Dopamine and DMs

Being a young kid is an exciting time. Awkward, but exciting. Our hormones are raging, we’re discovering ourselves and our sense of individuality, we’re given more freedom and choice as we begin to navigate the world outside the direct supervision of our parents. Our feelings are big and bold and brash. They’re also unpredictable and fluctuating.

It’s all a part of that magical and messy time that is puberty. The all-encompassing laughter of sleepovers with your friends, the exhilaration of doing something your parents don’t know about (or approve of), the testing of limits, the anguish and insecurity of feeling attraction for someone, the butterflies of flirting with them.

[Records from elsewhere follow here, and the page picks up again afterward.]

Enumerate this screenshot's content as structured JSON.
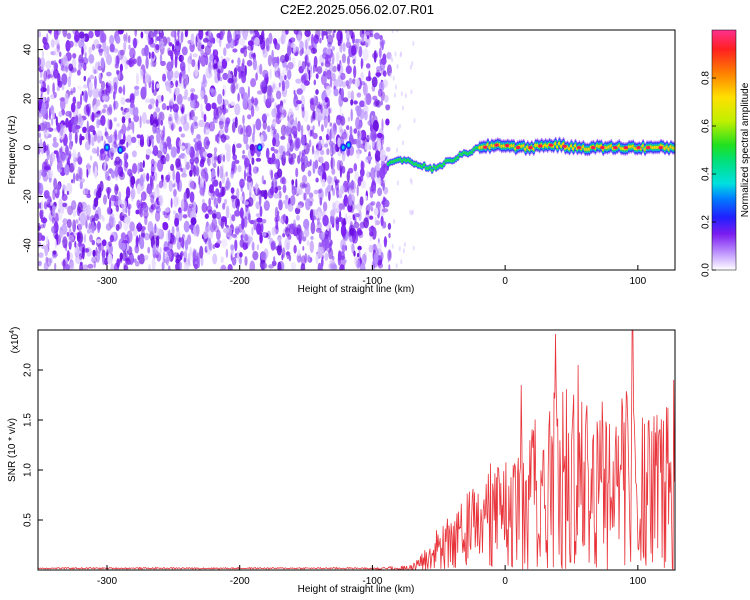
{
  "figure_title": "C2E2.2025.056.02.07.R01",
  "chart_data": [
    {
      "type": "heatmap",
      "title": "C2E2.2025.056.02.07.R01",
      "xlabel": "Height of straight line (km)",
      "ylabel": "Frequency (Hz)",
      "xlim": [
        -352,
        128
      ],
      "ylim": [
        -50,
        48
      ],
      "x_ticks": [
        -300,
        -200,
        -100,
        0,
        100
      ],
      "x_tick_labels": [
        "-300",
        "-200",
        "-100",
        "0",
        "100"
      ],
      "y_ticks": [
        -40,
        -20,
        0,
        20,
        40
      ],
      "y_tick_labels": [
        "-40",
        "-20",
        "0",
        "20",
        "40"
      ],
      "grid": false,
      "colorbar": {
        "label": "Normalized spectral amplitude",
        "range": [
          0,
          1
        ],
        "ticks": [
          0.0,
          0.2,
          0.4,
          0.6,
          0.8
        ],
        "tick_labels": [
          "0.0",
          "0.2",
          "0.4",
          "0.6",
          "0.8"
        ]
      },
      "noise_region_x": [
        -352,
        -87
      ],
      "signal_track": [
        {
          "x": -88,
          "freq": -6
        },
        {
          "x": -80,
          "freq": -5
        },
        {
          "x": -72,
          "freq": -6
        },
        {
          "x": -64,
          "freq": -7
        },
        {
          "x": -56,
          "freq": -9
        },
        {
          "x": -48,
          "freq": -7
        },
        {
          "x": -40,
          "freq": -5
        },
        {
          "x": -32,
          "freq": -3
        },
        {
          "x": -24,
          "freq": -1
        },
        {
          "x": -16,
          "freq": 0
        },
        {
          "x": -8,
          "freq": 1
        },
        {
          "x": 0,
          "freq": 1
        },
        {
          "x": 10,
          "freq": 0
        },
        {
          "x": 20,
          "freq": 0
        },
        {
          "x": 30,
          "freq": 1
        },
        {
          "x": 40,
          "freq": 1
        },
        {
          "x": 50,
          "freq": 0
        },
        {
          "x": 60,
          "freq": 0
        },
        {
          "x": 70,
          "freq": 0
        },
        {
          "x": 80,
          "freq": 0
        },
        {
          "x": 90,
          "freq": 0
        },
        {
          "x": 100,
          "freq": 0
        },
        {
          "x": 110,
          "freq": 0
        },
        {
          "x": 120,
          "freq": 0
        },
        {
          "x": 128,
          "freq": 0
        }
      ],
      "colors": {
        "noise": "#7a1cf0",
        "track_core": "#ff1a4a"
      }
    },
    {
      "type": "line",
      "xlabel": "Height of straight line (km)",
      "ylabel": "SNR (10 * v/v)",
      "y_multiplier_label": "(x10",
      "y_multiplier_exponent": "4",
      "y_multiplier_close": ")",
      "xlim": [
        -352,
        128
      ],
      "ylim": [
        0,
        2.4
      ],
      "x_ticks": [
        -300,
        -200,
        -100,
        0,
        100
      ],
      "x_tick_labels": [
        "-300",
        "-200",
        "-100",
        "0",
        "100"
      ],
      "y_ticks": [
        0.5,
        1.0,
        1.5,
        2.0
      ],
      "y_tick_labels": [
        "0.5",
        "1.0",
        "1.5",
        "2.0"
      ],
      "grid": false,
      "series": [
        {
          "color": "#e8343a",
          "envelope": [
            {
              "x": -352,
              "y": 0.02
            },
            {
              "x": -100,
              "y": 0.02
            },
            {
              "x": -70,
              "y": 0.05
            },
            {
              "x": -60,
              "y": 0.2
            },
            {
              "x": -50,
              "y": 0.45
            },
            {
              "x": -40,
              "y": 0.6
            },
            {
              "x": -30,
              "y": 0.75
            },
            {
              "x": -20,
              "y": 0.9
            },
            {
              "x": -10,
              "y": 1.05
            },
            {
              "x": 0,
              "y": 1.1
            },
            {
              "x": 10,
              "y": 1.2
            },
            {
              "x": 20,
              "y": 1.5
            },
            {
              "x": 30,
              "y": 1.7
            },
            {
              "x": 40,
              "y": 2.0
            },
            {
              "x": 50,
              "y": 1.85
            },
            {
              "x": 60,
              "y": 1.75
            },
            {
              "x": 70,
              "y": 1.7
            },
            {
              "x": 80,
              "y": 1.6
            },
            {
              "x": 90,
              "y": 1.8
            },
            {
              "x": 100,
              "y": 1.55
            },
            {
              "x": 110,
              "y": 1.6
            },
            {
              "x": 120,
              "y": 1.7
            },
            {
              "x": 128,
              "y": 1.7
            }
          ],
          "peaks": [
            {
              "x": 38,
              "y": 2.36
            },
            {
              "x": 96,
              "y": 2.42
            },
            {
              "x": 12,
              "y": 1.85
            },
            {
              "x": 55,
              "y": 2.05
            },
            {
              "x": 127,
              "y": 1.9
            }
          ]
        }
      ]
    }
  ]
}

Our kids, thanks to their still-growing brains, have a high level of impulsivity and a sense of ‘do without considering the consequences’ part of their being. They have a profound level of curiosity and need to explore that curiosity. These aspects of our children should be encouraged and celebrated, not stifled.

Adolescents have more access to the pleasure center part of our brain than any other age cohort. In other words, dopamine abounds. Dopamine goes off whenever we do something that feels good: that work out we did, dancing at a party, or going for coffee with a friend. It’s also partly responsible for that high we get when we find out that person we like is into us, when we anticipate that date we’re going to go on, when we engage in sexual activity.

But you know when else dopamine is released? When we get that text back, when we get a DM in our instagram inbox, and, when we watch porn.

Dopamine is powerful stuff. We’re constantly seeking its release, constantly chasing that high. Yet, the recent revelation of how much dopamine is released when watching porn is cause for concern, particularly for our kids.

There’s a whole slew of reasons why porn is unhealthy for our kids. But here, I want to talk about how digital dopamine is affecting our kids, from watching porn to sly DMs.

In the digital age, this wanting is available to our kids 24/7. The digital dopamine is on tap; porn is a click away, and so are all those DMs, texts and snapchats. And because dopamine is a never-ending escalator, it keeps us wanting more. But dopamine is also a desensitizer, and this is where it gets dangerous.

Ppornography can quickly desensitize their dopamine response, leaving them wanting more explicit, more violent, more dangerous porn. This translates into those DMs our little ones are sending to each other. Innocent romantic texts suddenly can’t elicit the same feel-good dopamine response, nor can the cute photos they send back and forth. Suddenly, our children are engaging in explicit back and forths just to get that giddy, butterfly feeling we all remember from our youth. This is where sexting started.

This is one of the many reasons we need to talk to our children about porn. There’s nothing wrong with their curiosity. There’s nothing wrong with their early days of romance and their first forays into their feelings of being a sexual creature. But porn, in the digital era, poses a real threat in their ability to regulate their own dopamine response, and navigate their early romantic and sexual relationships. They deserve those early sexual experiences. They don’t deserve porn and they don’t deserve a world where no one is speaking to them about it.